Whether you are cooking for two people or 20, food for your camping trip doesn’t have to be complicated, if you pack the right supplies and have your meals planned in advance. Understanding a few simple concepts will make preparation a snap!


What you’ll need depends on what type of camping you plan on doing. If you are going to be truly roughing it, then you’ll need to pack cooking supplies that are appropriate for use over an open flame. In addition to food, you’ll also need the following:

  1. Pans. Cast iron is the most efficient material for open-flame cooking because it heats quickly and evenly. You’ll need at least one large skillet, one medium skillet, along with a Dutch oven, griddle pan and a medium boiling pot.
  2. A simple grate to lay across your fire that will serve as a base for your cookware.
  3. Tin foil, non-stick spray and oven mitts.

Camp stoves and percolators are fantastic if you have them. You can find them along with other essentials at campmor.com. You can also check local thrift stores if you don’t want to take your everyday cookware with you.


The easiest recipes for camping are one-pot meals. Canned, pre-made, corned beef hash is an old favorite that is easily done in the skillet and has endless options for canned add-ins: diced tomatoes, ham, jalapenos, for example. If you have the ability to carry refrigerated options, eggs are also a nice addition to this meal.

Meats that need little or no refrigeration are the best for hiking and camping, so look for anything salt-cured. Bacon and ham can both be purchased this way. A classic breakfast of bacon, eggs and sliced tomatoes is quick and can be made using one skillet. Pair it with your favorite coffee and powdered creamer, and you’re good to go.

Lunch and Dinner

Stews take a little longer, but will feed a larger group with less effort. Vegetable stew can be made with the following canned ingredients: tomatoes, corn, okra, potatoes, green beans, carrots, cabbage, navy beans or whatever vegetables you prefer. Create a base for the stew using water and either bouillon cubes (chicken, ham, beef or vegetable), or a jarred “Better than Bouillon” soup base. Then add the vegetables and let it simmer over a medium flame, stirring often for no less than an hour. A beef/chicken version of this can be made by browning your meat before adding the soup base.

Canned ham and beans, with quick-cook skillet corn bread, is also great for lunch or dinner.
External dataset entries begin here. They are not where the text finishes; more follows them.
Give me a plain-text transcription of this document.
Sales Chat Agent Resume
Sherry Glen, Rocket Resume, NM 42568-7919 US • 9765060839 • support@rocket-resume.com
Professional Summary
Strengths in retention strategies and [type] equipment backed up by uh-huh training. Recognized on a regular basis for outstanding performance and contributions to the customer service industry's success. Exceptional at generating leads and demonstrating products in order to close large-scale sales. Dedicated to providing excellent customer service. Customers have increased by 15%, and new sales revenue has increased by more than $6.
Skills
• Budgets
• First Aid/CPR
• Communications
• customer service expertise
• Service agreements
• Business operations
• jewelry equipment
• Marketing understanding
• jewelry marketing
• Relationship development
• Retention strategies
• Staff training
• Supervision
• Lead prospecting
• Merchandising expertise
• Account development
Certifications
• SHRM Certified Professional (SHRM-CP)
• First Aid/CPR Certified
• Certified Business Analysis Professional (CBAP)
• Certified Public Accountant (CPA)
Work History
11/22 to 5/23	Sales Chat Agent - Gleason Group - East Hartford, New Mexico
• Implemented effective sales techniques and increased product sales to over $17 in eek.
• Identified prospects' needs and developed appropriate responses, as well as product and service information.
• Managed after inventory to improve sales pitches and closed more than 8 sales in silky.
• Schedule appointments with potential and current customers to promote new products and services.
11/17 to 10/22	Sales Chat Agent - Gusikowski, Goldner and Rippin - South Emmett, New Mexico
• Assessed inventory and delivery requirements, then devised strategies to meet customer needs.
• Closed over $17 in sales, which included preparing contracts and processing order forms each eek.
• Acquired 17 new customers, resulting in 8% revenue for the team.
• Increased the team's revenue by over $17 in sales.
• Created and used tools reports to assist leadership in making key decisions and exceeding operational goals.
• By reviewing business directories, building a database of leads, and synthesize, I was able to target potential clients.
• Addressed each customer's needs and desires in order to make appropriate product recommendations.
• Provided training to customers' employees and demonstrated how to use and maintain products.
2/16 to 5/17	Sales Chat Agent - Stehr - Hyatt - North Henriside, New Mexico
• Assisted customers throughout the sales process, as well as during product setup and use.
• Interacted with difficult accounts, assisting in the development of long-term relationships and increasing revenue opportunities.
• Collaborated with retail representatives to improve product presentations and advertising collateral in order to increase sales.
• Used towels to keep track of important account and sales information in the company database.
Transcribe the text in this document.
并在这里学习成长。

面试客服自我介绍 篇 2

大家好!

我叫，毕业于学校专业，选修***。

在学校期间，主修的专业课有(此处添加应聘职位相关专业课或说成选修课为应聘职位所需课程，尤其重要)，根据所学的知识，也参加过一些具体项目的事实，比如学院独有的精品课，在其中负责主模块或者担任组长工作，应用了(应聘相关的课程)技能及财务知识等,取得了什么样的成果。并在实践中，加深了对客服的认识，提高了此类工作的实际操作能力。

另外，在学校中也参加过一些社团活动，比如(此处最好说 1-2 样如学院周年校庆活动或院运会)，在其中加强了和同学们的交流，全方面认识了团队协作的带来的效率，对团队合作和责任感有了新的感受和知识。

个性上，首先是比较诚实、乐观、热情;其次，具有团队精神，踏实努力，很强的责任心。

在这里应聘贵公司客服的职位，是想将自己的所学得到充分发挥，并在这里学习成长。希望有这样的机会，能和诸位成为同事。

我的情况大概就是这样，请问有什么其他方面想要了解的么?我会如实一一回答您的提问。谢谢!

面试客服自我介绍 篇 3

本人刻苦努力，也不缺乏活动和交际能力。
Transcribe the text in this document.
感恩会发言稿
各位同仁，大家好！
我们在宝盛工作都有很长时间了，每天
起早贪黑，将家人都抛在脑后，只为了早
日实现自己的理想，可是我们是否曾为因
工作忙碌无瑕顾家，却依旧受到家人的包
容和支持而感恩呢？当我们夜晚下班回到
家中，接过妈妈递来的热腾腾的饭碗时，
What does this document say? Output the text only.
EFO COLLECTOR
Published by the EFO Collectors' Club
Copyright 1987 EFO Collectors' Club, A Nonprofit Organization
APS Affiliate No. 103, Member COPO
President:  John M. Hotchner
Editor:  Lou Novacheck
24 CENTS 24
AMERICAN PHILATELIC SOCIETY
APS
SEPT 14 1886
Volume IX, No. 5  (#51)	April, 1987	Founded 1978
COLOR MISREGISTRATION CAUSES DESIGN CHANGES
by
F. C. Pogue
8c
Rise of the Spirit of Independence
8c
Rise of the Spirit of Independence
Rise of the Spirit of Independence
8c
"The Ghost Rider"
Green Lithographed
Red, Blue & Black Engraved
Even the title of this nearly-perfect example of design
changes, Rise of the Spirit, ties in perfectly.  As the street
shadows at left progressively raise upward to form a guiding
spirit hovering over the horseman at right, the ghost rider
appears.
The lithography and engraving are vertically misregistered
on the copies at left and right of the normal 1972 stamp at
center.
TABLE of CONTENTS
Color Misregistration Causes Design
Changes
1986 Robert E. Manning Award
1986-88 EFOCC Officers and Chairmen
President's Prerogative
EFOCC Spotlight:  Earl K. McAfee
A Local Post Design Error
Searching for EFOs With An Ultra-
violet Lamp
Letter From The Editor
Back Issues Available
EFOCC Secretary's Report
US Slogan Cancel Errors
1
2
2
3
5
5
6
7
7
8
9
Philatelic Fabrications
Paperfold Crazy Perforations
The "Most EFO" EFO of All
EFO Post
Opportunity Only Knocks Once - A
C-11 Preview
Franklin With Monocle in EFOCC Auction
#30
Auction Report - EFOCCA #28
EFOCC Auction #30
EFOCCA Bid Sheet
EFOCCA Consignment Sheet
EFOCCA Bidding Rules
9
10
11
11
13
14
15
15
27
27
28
The corn bread will take the longest, so follow the instructions on the back of the box and use your medium cast iron skillet for baking, making sure to coat it well with non-stick spray. Then, when the corn bread is close to being ready, cook your ham beans using the large skillet.

In the kitchen, tin foil can be a camper’s best friend. You can virtually take any combination of foods you like and wrap them up. Some examples include onions, potatoes, smoked sausage and green peppers. Coarsely chop the onions and peppers, add either whole red potatoes or quartered baking potatoes, along with the sausage. Add a little water, salt and pepper, wrap it tightly in the foil and toss into the coals. Check it every 10 minutes and remove once the potatoes are cooked through.

If you were able to bring perishables, then pot roast is a great meal for chilly fall nights. Use your Dutch oven to brown the roast. Then add water, carrots, onions, potatoes and powdered French onion soup mix as seasoning. Let it cook for three to four hours and enjoy! Afterward, you can chop up the leftovers and make stew for the next day.